In a nutshell, WARN requires larger employers to provide advance notice in cases of plant closings and mass layoffs. Specifically, the DOL warns that WARN is triggered when a covered employer:
- Closes a facility or discontinues an operating unit (see glossary) permanently or temporarily, affecting at least 50 employees, not counting part-time workers, at a single site of employment. A plant closing also occurs when an employer closes an operating unit that has fewer than 50 workers but that closing also involves the layoff of enough other workers to make the total number of layoffs 50 or more;
- Lays off 500 or more workers (not counting part-time workers) at a single site of employment during a 30-day period; or lays off 50-499 workers (not counting part-time workers), and these layoffs constitute 33% of the employer’s total active workforce (not counting part-time workers) at the single site of employment;
- Announces a temporary layoff of less than 6 months that meets either of the two criteria above and then decides to extend the layoff for more than 6 months. If the extension occurs for reasons that were not reasonably foreseeable at the time the layoff was originally announced, notice need only be given when the need for the extension becomes known. Any other case is treated as if notice was required for the original layoff; or
- Reduces the hours of work for 50 or more workers by 50% or more for each month in any 6-month period. Thus, a plant closing or mass layoff need not be permanent to trigger WARN.
In any one of these situations, an employer must provide written notice at least 60 calendar days in advance to the impacted employees. Messing that up can carry some serious consequences. An employer that violates the WARN Act notice requirement is liable to each affected employee for an amount equal to back pay and benefits for the period of violation up to 60 days. (Plus, an employer that fails to provide notice as required to a unit of local government is subject to a civil penalty not to exceed $500 for each day of violation.)
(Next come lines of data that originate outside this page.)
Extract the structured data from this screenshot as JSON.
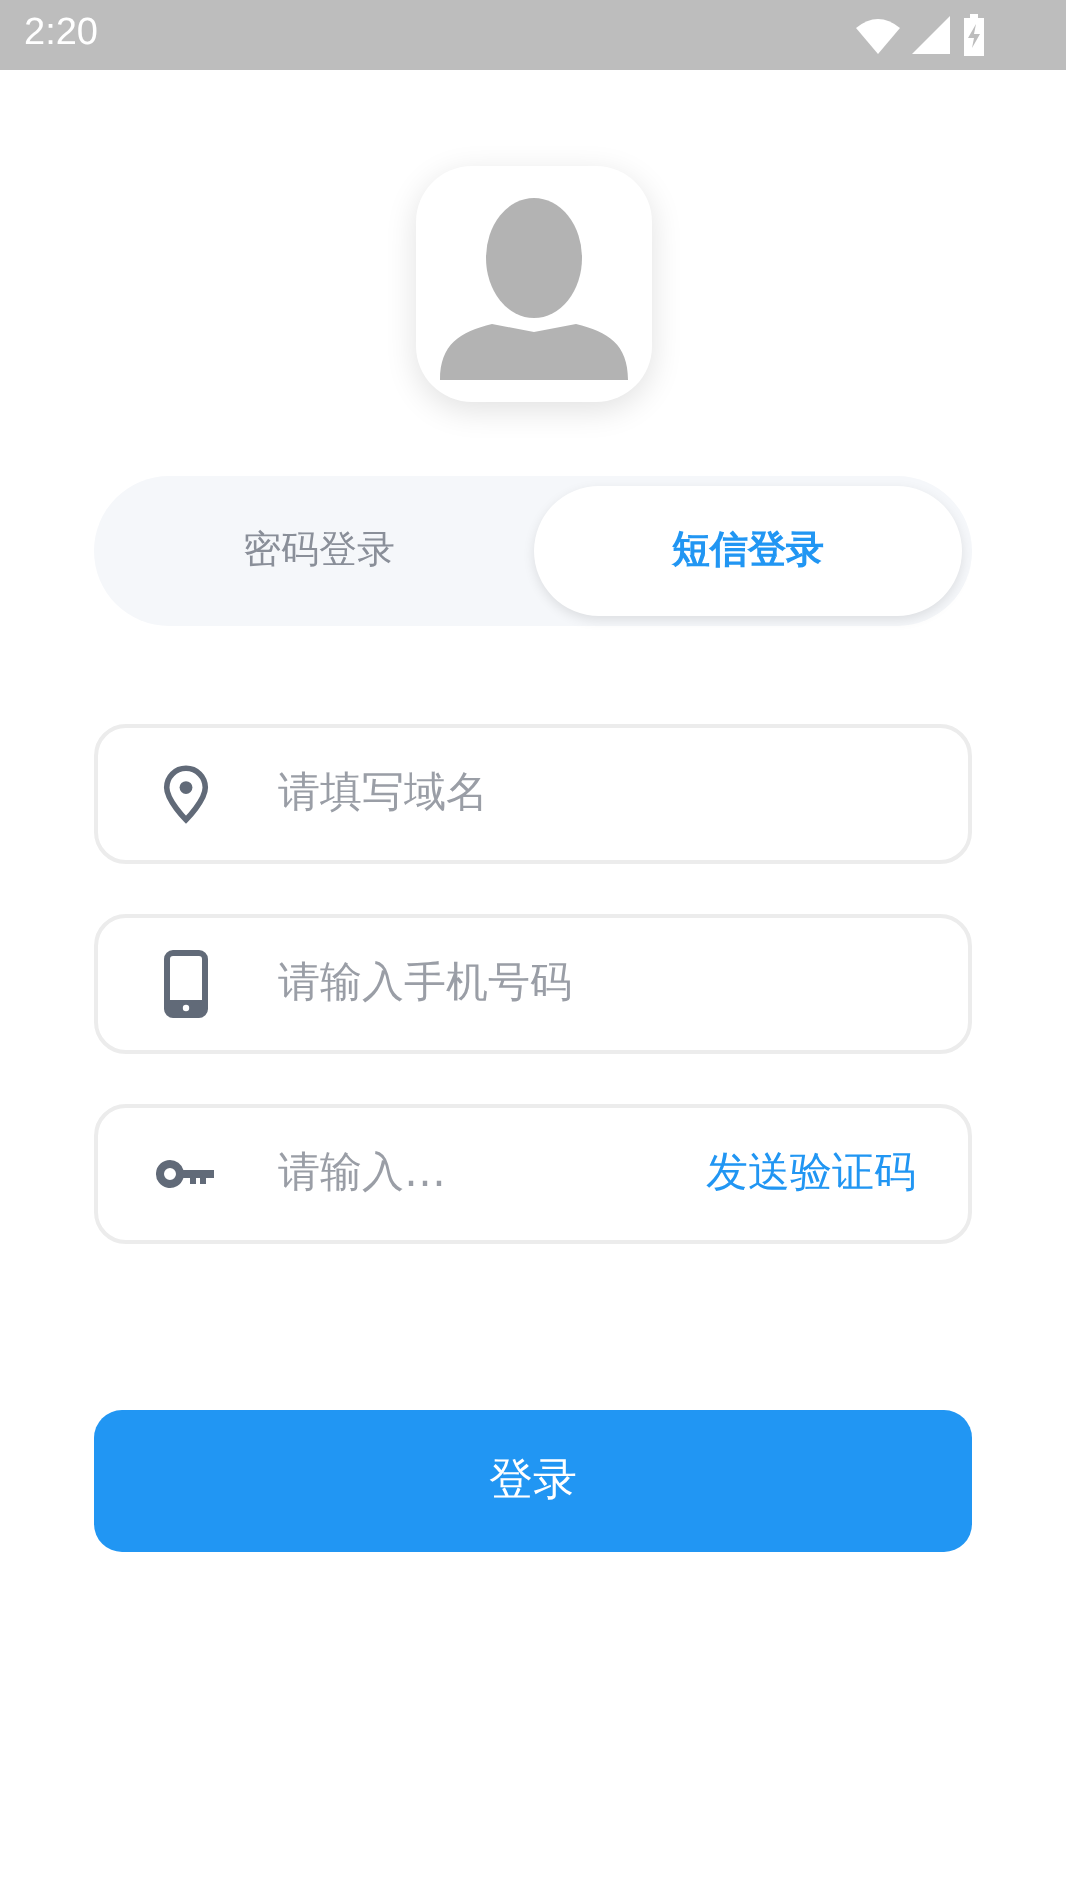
{
  "status_bar": {
    "time": "2:20"
  },
  "tabs": [
    {
      "label": "密码登录",
      "selected": false
    },
    {
      "label": "短信登录",
      "selected": true
    }
  ],
  "fields": [
    {
      "kind": "domain",
      "placeholder": "请填写域名"
    },
    {
      "kind": "phone",
      "placeholder": "请输入手机号码"
    },
    {
      "kind": "code",
      "placeholder": "请输入…",
      "action": "发送验证码"
    }
  ],
  "login_button": "登录"
}
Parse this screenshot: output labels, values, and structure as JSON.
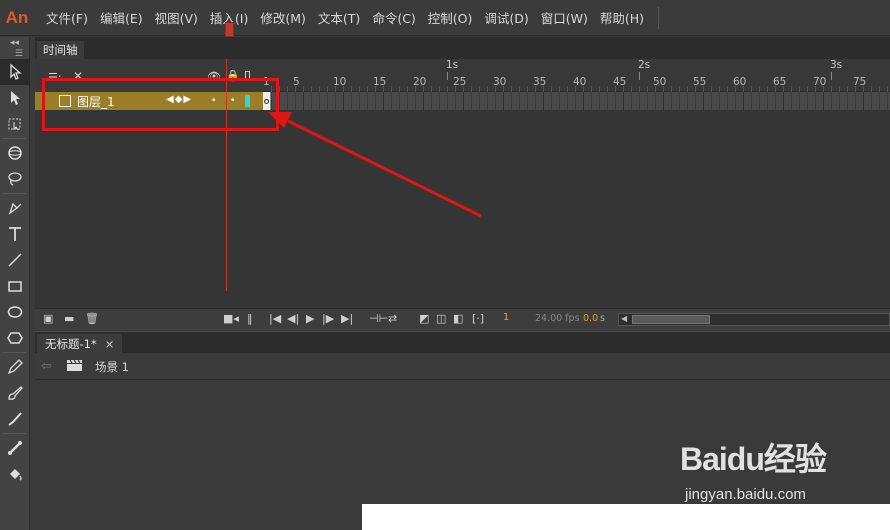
{
  "app": {
    "logo": "An"
  },
  "menu": [
    "文件(F)",
    "编辑(E)",
    "视图(V)",
    "插入(I)",
    "修改(M)",
    "文本(T)",
    "命令(C)",
    "控制(O)",
    "调试(D)",
    "窗口(W)",
    "帮助(H)"
  ],
  "timeline": {
    "tab_label": "时间轴",
    "header_close": "✕",
    "layer": {
      "name": "图层_1",
      "color": "#2fd6d6",
      "row_color": "#9a7e28"
    },
    "seconds": [
      "1s",
      "2s",
      "3s"
    ],
    "frame_numbers": [
      "1",
      "5",
      "10",
      "15",
      "20",
      "25",
      "30",
      "35",
      "40",
      "45",
      "50",
      "55",
      "60",
      "65",
      "70",
      "75"
    ],
    "current_frame": "1",
    "fps": "24.00 fps",
    "time": "0.0",
    "time_unit": "s"
  },
  "document": {
    "tab_label": "无标题-1*",
    "tab_close": "×",
    "scene_label": "场景 1"
  },
  "annotation": {
    "color": "#e01515"
  },
  "watermark": {
    "logo": "Baidu经验",
    "sub": "jingyan.baidu.com"
  }
}
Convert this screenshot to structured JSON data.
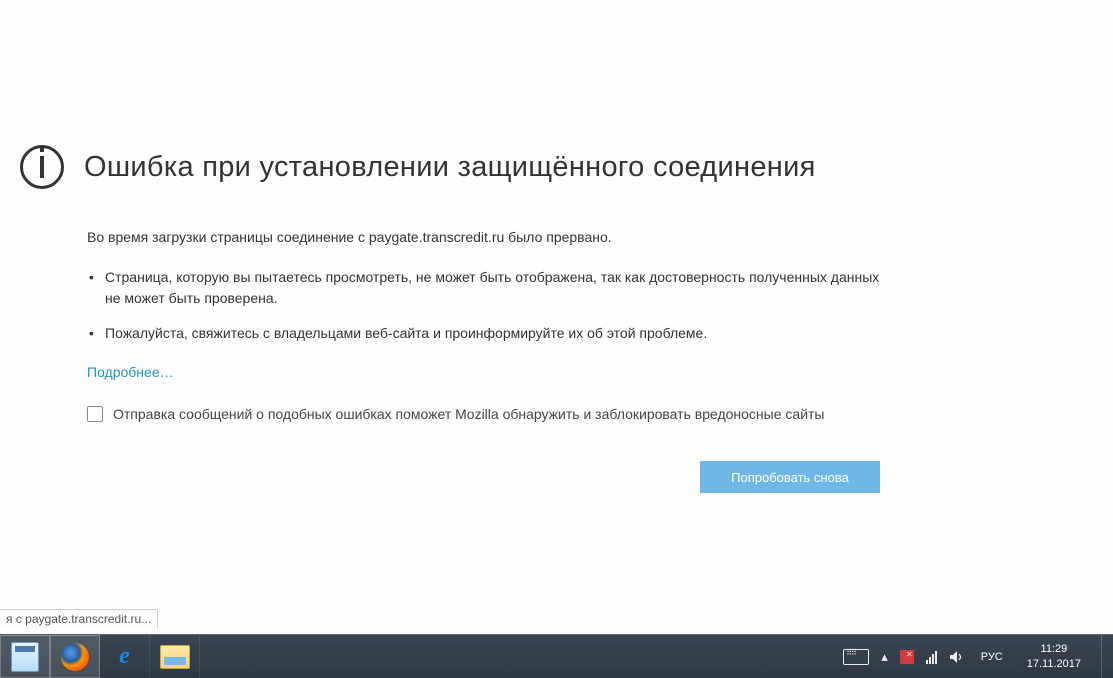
{
  "error": {
    "title": "Ошибка при установлении защищённого соединения",
    "intro": "Во время загрузки страницы соединение с paygate.transcredit.ru было прервано.",
    "bullets": [
      "Страница, которую вы пытаетесь просмотреть, не может быть отображена, так как достоверность полученных данных не может быть проверена.",
      "Пожалуйста, свяжитесь с владельцами веб-сайта и проинформируйте их об этой проблеме."
    ],
    "learn_more": "Подробнее…",
    "report_label": "Отправка сообщений о подобных ошибках поможет Mozilla обнаружить и заблокировать вредоносные сайты",
    "try_again": "Попробовать снова"
  },
  "status_tooltip": "я с paygate.transcredit.ru...",
  "taskbar": {
    "lang": "РУС",
    "time": "11:29",
    "date": "17.11.2017"
  }
}
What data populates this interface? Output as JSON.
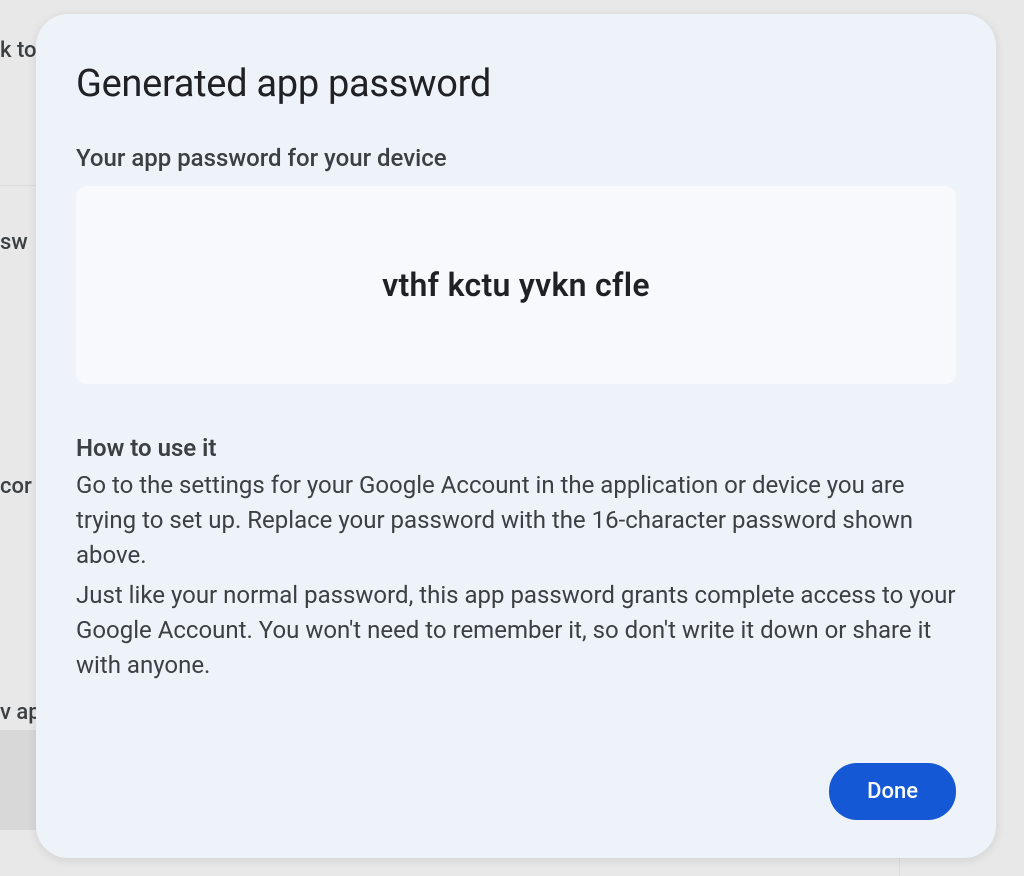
{
  "background": {
    "text1": "k to",
    "text2": "sw",
    "text3": "cor",
    "text4": "v ap"
  },
  "dialog": {
    "title": "Generated app password",
    "subtitle": "Your app password for your device",
    "password": "vthf kctu yvkn cfle",
    "how_to_use_title": "How to use it",
    "instruction1": "Go to the settings for your Google Account in the application or device you are trying to set up. Replace your password with the 16-character password shown above.",
    "instruction2": "Just like your normal password, this app password grants complete access to your Google Account. You won't need to remember it, so don't write it down or share it with anyone.",
    "done_button": "Done"
  }
}
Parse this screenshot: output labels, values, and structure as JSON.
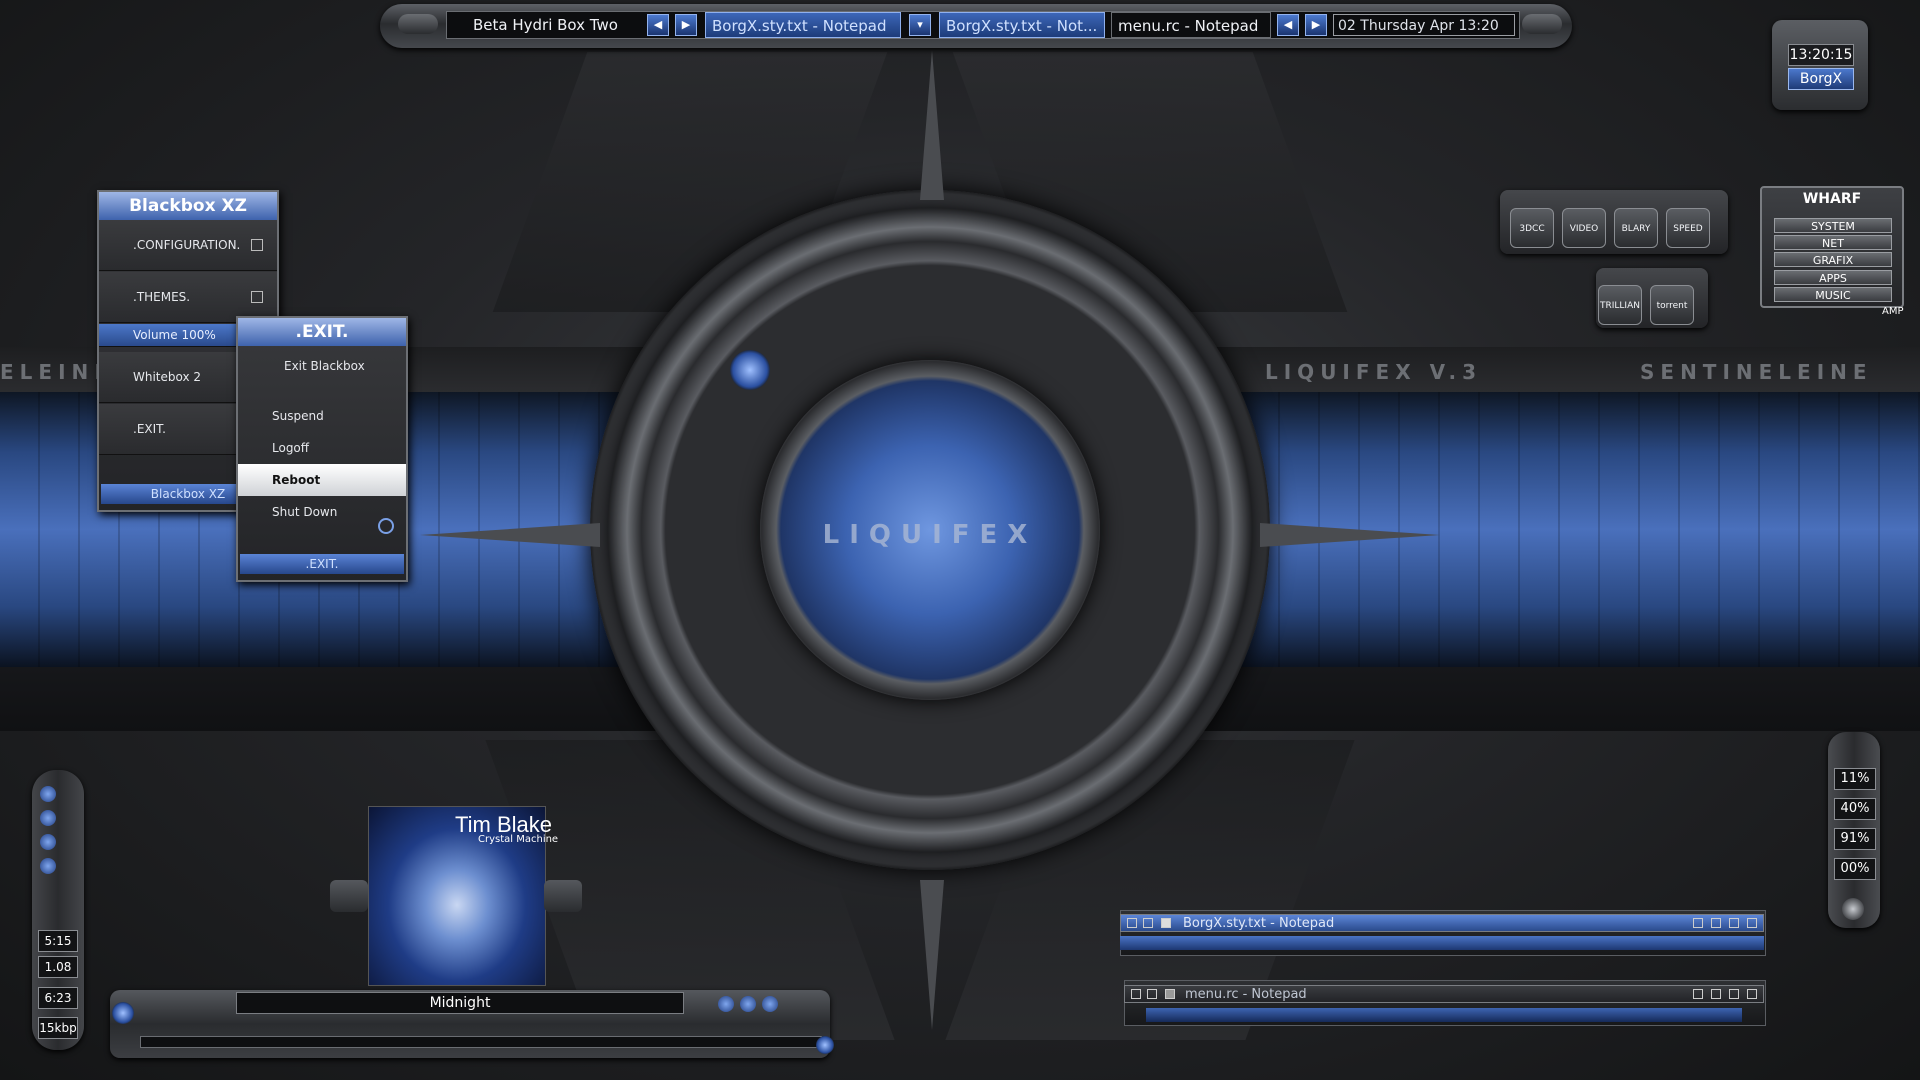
{
  "taskbar": {
    "workspace": "Beta Hydri Box Two",
    "tasks": [
      {
        "label": "BorgX.sty.txt - Notepad",
        "selected": true
      },
      {
        "label": "BorgX.sty.txt - Not...",
        "selected": true
      },
      {
        "label": "menu.rc - Notepad",
        "selected": false
      }
    ],
    "clock": "02 Thursday Apr 13:20"
  },
  "clock_widget": {
    "time": "13:20:15",
    "user": "BorgX"
  },
  "wallpaper": {
    "left_text": "ELEINE",
    "center_text": "LIQUIFEX V.3",
    "right_text": "SENTINELEINE",
    "logo": "LIQUIFEX"
  },
  "menu_main": {
    "title": "Blackbox XZ",
    "items": [
      {
        "label": ".CONFIGURATION.",
        "submenu": true
      },
      {
        "label": ".THEMES.",
        "submenu": true
      },
      {
        "label": "Volume 100%",
        "highlighted": true
      },
      {
        "label": "Whitebox 2"
      },
      {
        "label": ".EXIT."
      }
    ],
    "footer": "Blackbox XZ"
  },
  "menu_exit": {
    "title": ".EXIT.",
    "items": [
      {
        "label": "Exit  Blackbox"
      },
      {
        "label": "Suspend"
      },
      {
        "label": "Logoff"
      },
      {
        "label": "Reboot",
        "selected": true
      },
      {
        "label": "Shut Down"
      }
    ],
    "footer": ".EXIT."
  },
  "launcher": {
    "row1": [
      "3DCC",
      "VIDEO",
      "BLARY",
      "SPEED"
    ],
    "row2": [
      "TRILLIAN",
      "torrent"
    ]
  },
  "wharf": {
    "title": "WHARF",
    "items": [
      "SYSTEM",
      "NET",
      "GRAFIX",
      "APPS",
      "MUSIC"
    ],
    "footer": "AMP"
  },
  "left_stats": [
    "5:15",
    "1.08",
    "6:23",
    "15kbp"
  ],
  "media": {
    "artist": "Tim Blake",
    "album": "Crystal Machine",
    "track": "Midnight"
  },
  "gauges": [
    "11%",
    "40%",
    "91%",
    "00%"
  ],
  "windows": [
    {
      "title": "BorgX.sty.txt - Notepad",
      "active": true
    },
    {
      "title": "menu.rc - Notepad",
      "active": false
    }
  ],
  "colors": {
    "accent": "#3c66b8",
    "band": "#4c74c4",
    "panel": "#2a2b2e"
  }
}
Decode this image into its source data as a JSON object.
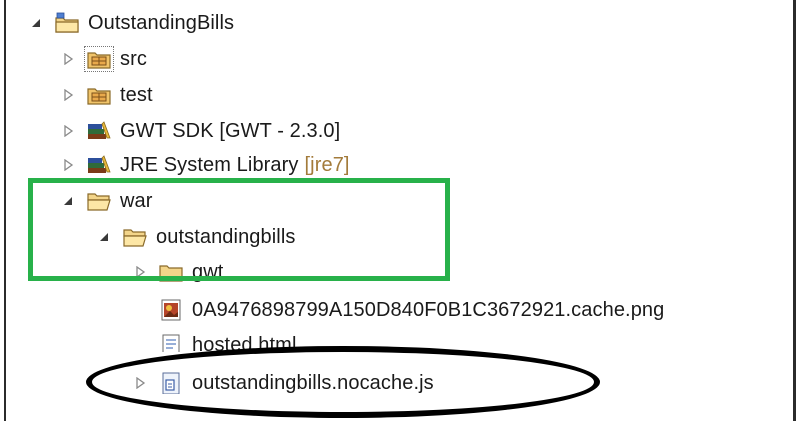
{
  "tree": {
    "project": {
      "label": "OutstandingBills",
      "icon": "project-folder-icon"
    },
    "src": {
      "label": "src",
      "icon": "package-folder-icon"
    },
    "test": {
      "label": "test",
      "icon": "package-folder-icon"
    },
    "gwt_sdk": {
      "label": "GWT SDK [GWT - 2.3.0]",
      "icon": "library-icon"
    },
    "jre": {
      "label": "JRE System Library",
      "decoration": "[jre7]",
      "icon": "library-icon"
    },
    "war": {
      "label": "war",
      "icon": "folder-open-icon"
    },
    "outstandingbills": {
      "label": "outstandingbills",
      "icon": "folder-open-icon"
    },
    "gwt": {
      "label": "gwt",
      "icon": "folder-icon"
    },
    "cache_png": {
      "label": "0A9476898799A150D840F0B1C3672921.cache.png",
      "icon": "image-file-icon"
    },
    "hosted": {
      "label": "hosted.html",
      "icon": "html-file-icon"
    },
    "nocache_js": {
      "label": "outstandingbills.nocache.js",
      "icon": "js-file-icon"
    }
  },
  "annotations": {
    "green_box_color": "#28b14a",
    "ellipse_color": "#000000"
  }
}
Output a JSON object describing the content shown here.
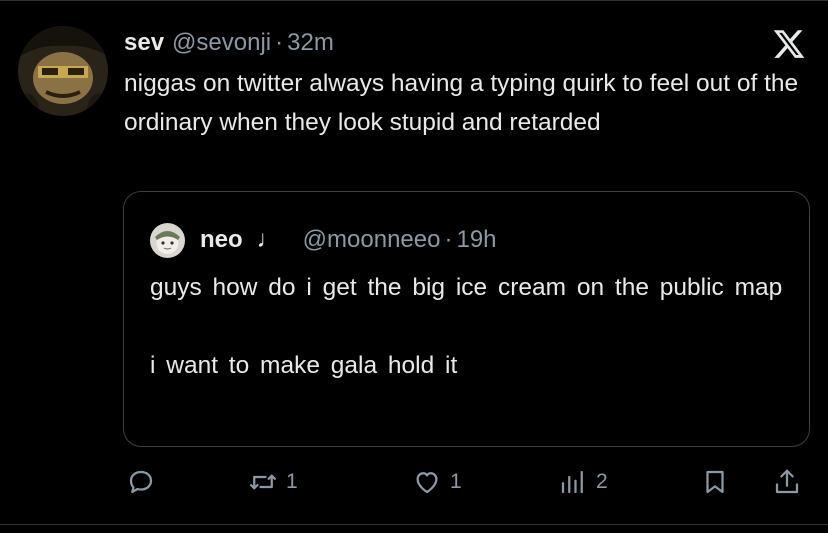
{
  "tweet": {
    "author_name": "sev",
    "author_handle": "@sevonji",
    "separator": "·",
    "time": "32m",
    "text": "niggas on twitter always having a typing quirk to feel out of the ordinary when they look stupid and retarded"
  },
  "quote": {
    "author_name": "neo",
    "name_suffix": "♩",
    "author_handle": "@moonneeo",
    "separator": "·",
    "time": "19h",
    "text": "guys how do i get the big ice cream on the public map\n\ni want to make gala hold it"
  },
  "actions": {
    "replies": "",
    "retweets": "1",
    "likes": "1",
    "views": "2"
  },
  "icons": {
    "brand": "x-logo-icon",
    "reply": "reply-icon",
    "retweet": "retweet-icon",
    "like": "heart-icon",
    "views": "views-icon",
    "bookmark": "bookmark-icon",
    "share": "share-icon"
  },
  "colors": {
    "background": "#000000",
    "text": "#e7e9ea",
    "muted": "#8b98a5",
    "border": "#3a3f44"
  }
}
But, there are some exceptions to the 60-day notice rule, one of which involves unforeseeable business circumstances (i.e., a business circumstance that is caused by some sudden, dramatic, and unexpected action or conditions outside the employer’s control).
In addition to the federal WARN law, many states, like the State of New Jersey, have mini-WARN laws. Indeed, back in January, Jersey’s mini-WARN law, also known as the Millville Dallas Airmotive Plant Job Loss Notification Act, got a facelift. Here’s what changed:
- If you employ 100 or more workers, you must provide WARN Notices 90 days in advance; rather than the federally-mandated 60 days.
- If you fire or layoff 50 or more people at once, you’ll probably need to provide severance pay equal to one week of pay for each full year of employment to each employee whose employment ends.
- One hundred or more workers includes anyone, full or part-time. Part-timers also get counted in the 50 getting laid off.
- If you’re late on the WARN Notice, you owe each impacted employee an additional four weeks of severance.
The amended mini-WARN law was to have gone into effect on July 19, 2020.
But, even under the existing mini-WARN law, there was some question about whether the current coronavirus pandemic would excuse employers from providing the 60-day notice requirement.
After all, it is New Jersey.
NJ gets all employer-friendly on us.
Well, wonder no more.
On Tuesday, Governor Murphy signed into law this amendment to the mini-WARN law. As revised, NJ’s mini-WARN law clarifies that a mass layoff does not include a mass layoff made necessary by a “national emergency.” While the words “COVID-19” or “coronavirus” or “pandemic” aren’t in the revised language, I think it’s safe to say that NJ will not come after you for failing to provide 60 days notice of a mass layoff.
Additionally, the change takes effect immediately, retroactive to March 9, 2020. So, NJ has blessed any significant layoffs in the last month or so.
However, this change will expire on the 90th day after Executive Order 103 terminates, which is when Governor Murphy declared a state of emergency.
Whether in NJ or otherwise, if you do find yourself having to layoff several employees, there’s more than just WARN or a mini-WARN to consider. For example, if you terminate older employees and want a proper release in return, that severance document needs to be drafted carefully to comply with the Age Discrimination in Employment Act. There could also be notice requirements for unemployment compensation. Or maybe you need to ensure that certain restrictive covenants remain effective.
What I’m saying is, you may be in cost-cutting mode, but you should have an employment lawyer — not just HR, sorry — helping you.